In southern European countries, for most people wine was food. It was drunk in large quantities daily, not with the goal of drunkenness, but to slake thirst and to accompany meals. In Portugal, workers would take wine with them into the fields. I’m sure it was the same in many rural parts of Europe where wine was grown. Getting boozed-as was not the aim here.

These wines are just wine, and there’s an honesty to them, although they are dying out. Now we live in cities and we want wine to taste nice, and wine is fancy and aspirational. The plonk of the past didn’t taste nice; it just tasted of wine.

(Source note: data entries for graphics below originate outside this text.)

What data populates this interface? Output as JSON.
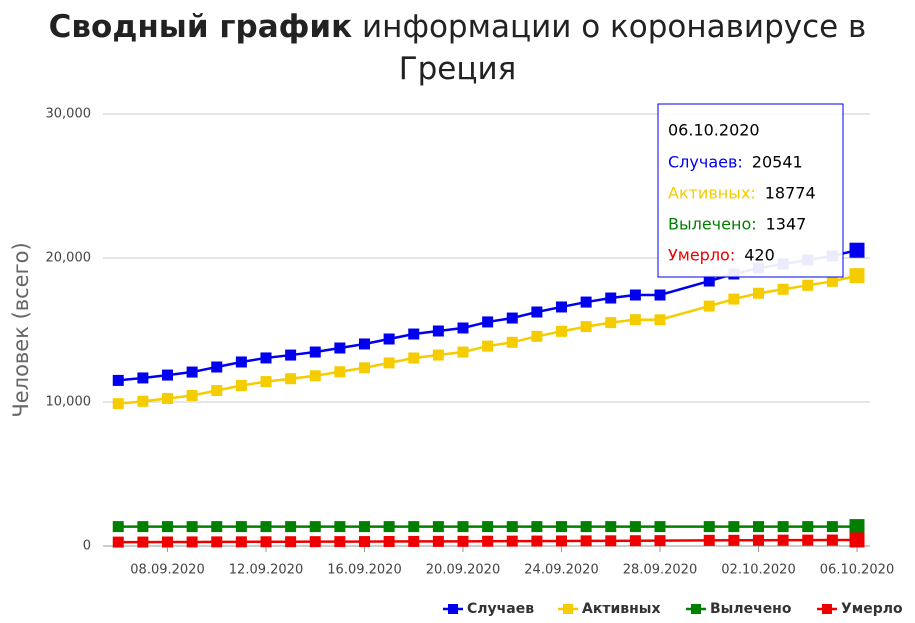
{
  "chart_data": {
    "type": "line",
    "title": {
      "bold": "Сводный график",
      "rest": "информации о коронавирусе в Греция"
    },
    "y_label": "Человек (всего)",
    "x": [
      "06.09.2020",
      "07.09.2020",
      "08.09.2020",
      "09.09.2020",
      "10.09.2020",
      "11.09.2020",
      "12.09.2020",
      "13.09.2020",
      "14.09.2020",
      "15.09.2020",
      "16.09.2020",
      "17.09.2020",
      "18.09.2020",
      "19.09.2020",
      "20.09.2020",
      "21.09.2020",
      "22.09.2020",
      "23.09.2020",
      "24.09.2020",
      "25.09.2020",
      "26.09.2020",
      "27.09.2020",
      "28.09.2020",
      "30.09.2020",
      "01.10.2020",
      "02.10.2020",
      "03.10.2020",
      "04.10.2020",
      "05.10.2020",
      "06.10.2020"
    ],
    "xlim": [
      "04.09.2020",
      "06.10.2020"
    ],
    "xticks": [
      "08.09.2020",
      "12.09.2020",
      "16.09.2020",
      "20.09.2020",
      "24.09.2020",
      "28.09.2020",
      "02.10.2020",
      "06.10.2020"
    ],
    "ylim": [
      0,
      30000
    ],
    "yticks": [
      0,
      {
        "value": 10000,
        "label": "10,000"
      },
      {
        "value": 20000,
        "label": "20,000"
      },
      {
        "value": 30000,
        "label": "30,000"
      }
    ],
    "grid": true,
    "legend": "bottom-right",
    "series": [
      {
        "name": "Случаев",
        "color": "#0000ee",
        "values": [
          11500,
          11670,
          11870,
          12080,
          12430,
          12780,
          13060,
          13260,
          13470,
          13750,
          14030,
          14375,
          14720,
          14930,
          15140,
          15560,
          15830,
          16250,
          16600,
          16940,
          17220,
          17430,
          17430,
          18400,
          18890,
          19300,
          19580,
          19860,
          20140,
          20541
        ]
      },
      {
        "name": "Активных",
        "color": "#f5cc00",
        "values": [
          9882,
          10050,
          10245,
          10451,
          10797,
          11143,
          11418,
          11615,
          11822,
          12099,
          12376,
          12715,
          13056,
          13262,
          13469,
          13883,
          14146,
          14561,
          14905,
          15237,
          15513,
          15717,
          15711,
          16660,
          17147,
          17552,
          17828,
          18104,
          18379,
          18774
        ]
      },
      {
        "name": "Вылечено",
        "color": "#007f00",
        "values": [
          1347,
          1347,
          1347,
          1347,
          1347,
          1347,
          1347,
          1347,
          1347,
          1347,
          1347,
          1347,
          1347,
          1347,
          1347,
          1347,
          1347,
          1347,
          1347,
          1347,
          1347,
          1347,
          1347,
          1347,
          1347,
          1347,
          1347,
          1347,
          1347,
          1347
        ]
      },
      {
        "name": "Умерло",
        "color": "#ee0000",
        "values": [
          271,
          273,
          278,
          282,
          286,
          290,
          295,
          298,
          301,
          304,
          307,
          313,
          317,
          321,
          324,
          330,
          337,
          342,
          348,
          356,
          360,
          366,
          372,
          393,
          396,
          401,
          405,
          409,
          414,
          420
        ]
      }
    ],
    "tooltip_labels": [
      "Случаев:",
      "Активных:",
      "Вылечено:",
      "Умерло:"
    ]
  }
}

Why can’t we be comfortable with wine as wine? The honesty of humble commodity wine has largely been lost. Wine is suddenly trying to be oh-so-special: even cheap wine. It is dressed up in winemaking trickery, packaged to look more expensive, with bold marketing claims on the back label. These are wines that are borrowing their identity from fine wine, but that’s not what they are. Wine writers write glowing tasting notes on them, but of many of these wines there is simply nothing to be said.

Why do we lose our honesty when it comes to cheap wine? What is it about wine that makes us behave differently? It’s like the artificial, strangled reverence shown by an congregant in a traditional church service. It’s as if we’ve somehow forgotten that in order to make sense of wine, we need to segment the market place, and there’s such a thing as commodity wine, and there’s such a thing as fine wine, and there are some layers sandwiched in between. The rules are different at different levels.

Wine can be simply wine and it can be a food and it can be something that just needs drinking, and this can be pleasurable and life-affirming. That is, if it is honest wine. Let commodity wines be what they are. We don’t even need to turn the experience into words; we can just dwell in the experience, and that’s OK.

2 Comments on Some wines are just wine
wine journalist and flavour obsessive

2 thoughts on “Some wines are just wine

  1. Totally agree Jamie, and I consider myself fortunate to have a very easily-pleased palate. Am rarely happier than when quaffing some 5€ label-less red in interior Spain, with a hunk of cheese and some rustic bread. There’s a time for fine wine and there’s a time when wine is like olive oil or bread, just part of the meal.

  2. I think a perfect example of this is perhaps the type of wine that is freely dispensed from the wine fountain at Bodegas Irache in Spain. I gather it is offered free of charge to pilgrims on their way to Santiago de Compostela. All you need is a glass or container and you are away!